Oscar never let it turn sharp.

Instead, he turned it into vigilance, and the quiet promise that as long as he was there, Max would never be alone in a room full of people.

Max, for his part, remained blissfully unaware.

He talked about other drivers with the same fond neutrality he used for everyone. He complained about alphas being annoying without ever realizing Oscar was carefully positioning himself so that Max rarely had to deal with them directly.

He never noticed how Oscar’s world had subtly reorganized itself around him.

It was only much later, on a night when the paddock was quiet and the air was cool, that Max finally looked at Oscar properly. They were sitting together again, shoulders touching, and Max turned his head, studying Oscar’s face with a curiosity that felt different.

“You’re always here,” Max said slowly. “You know that, right?”

Oscar met his gaze, heart in his throat. “Yeah.”

Max smiled, soft and thoughtful. “I like that.”

The words settled between them like a warm blanket on a cold night. 

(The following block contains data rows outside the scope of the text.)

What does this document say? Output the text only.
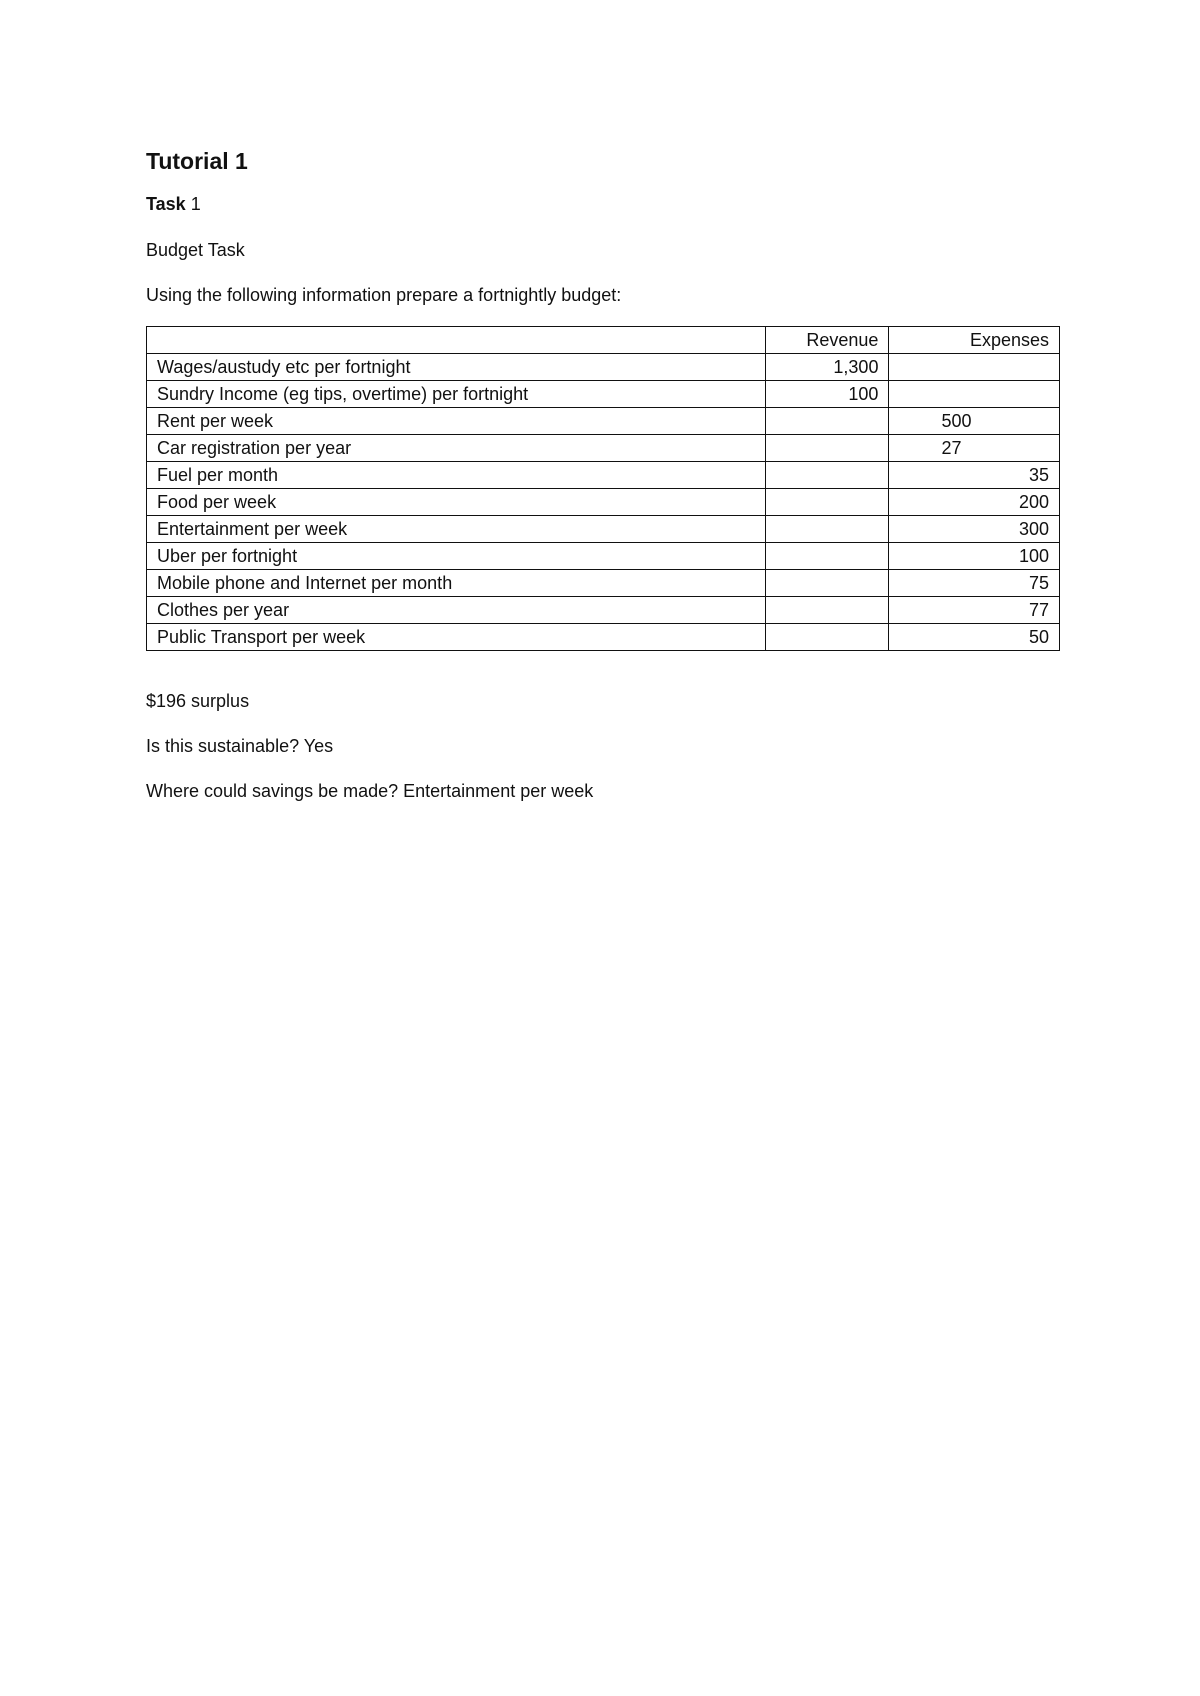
Tutorial 1
Task 1
Budget Task
Using the following information prepare a fortnightly budget:
	Revenue	Expenses
Wages/austudy etc per fortnight	1,300	
Sundry Income (eg tips, overtime) per fortnight	100	
Rent per week		500
Car registration per year		27
Fuel per month		35
Food per week		200
Entertainment per week		300
Uber per fortnight		100
Mobile phone and Internet per month		75
Clothes per year		77
Public Transport per week		50
$196 surplus
Is this sustainable? Yes
Where could savings be made? Entertainment per week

Oscar did not move. Although part of him was tempted to close the space between them and press his lips to Max’s, he would never take that choice from the omega. That chance for Max to figure it out on his own, to come to his own conclusions about why exactly Oscar was so different from the other alphas. Instead, Oscar stayed, as he always had, steady and patient and completely, hopelessly devoted.

If Max ever decided to notice, he would be right there.

And if he never did? Well— Oscar would still drink the extra Red Bull, still stand at his shoulder, still care for him. Loving Max, like this, was already enough.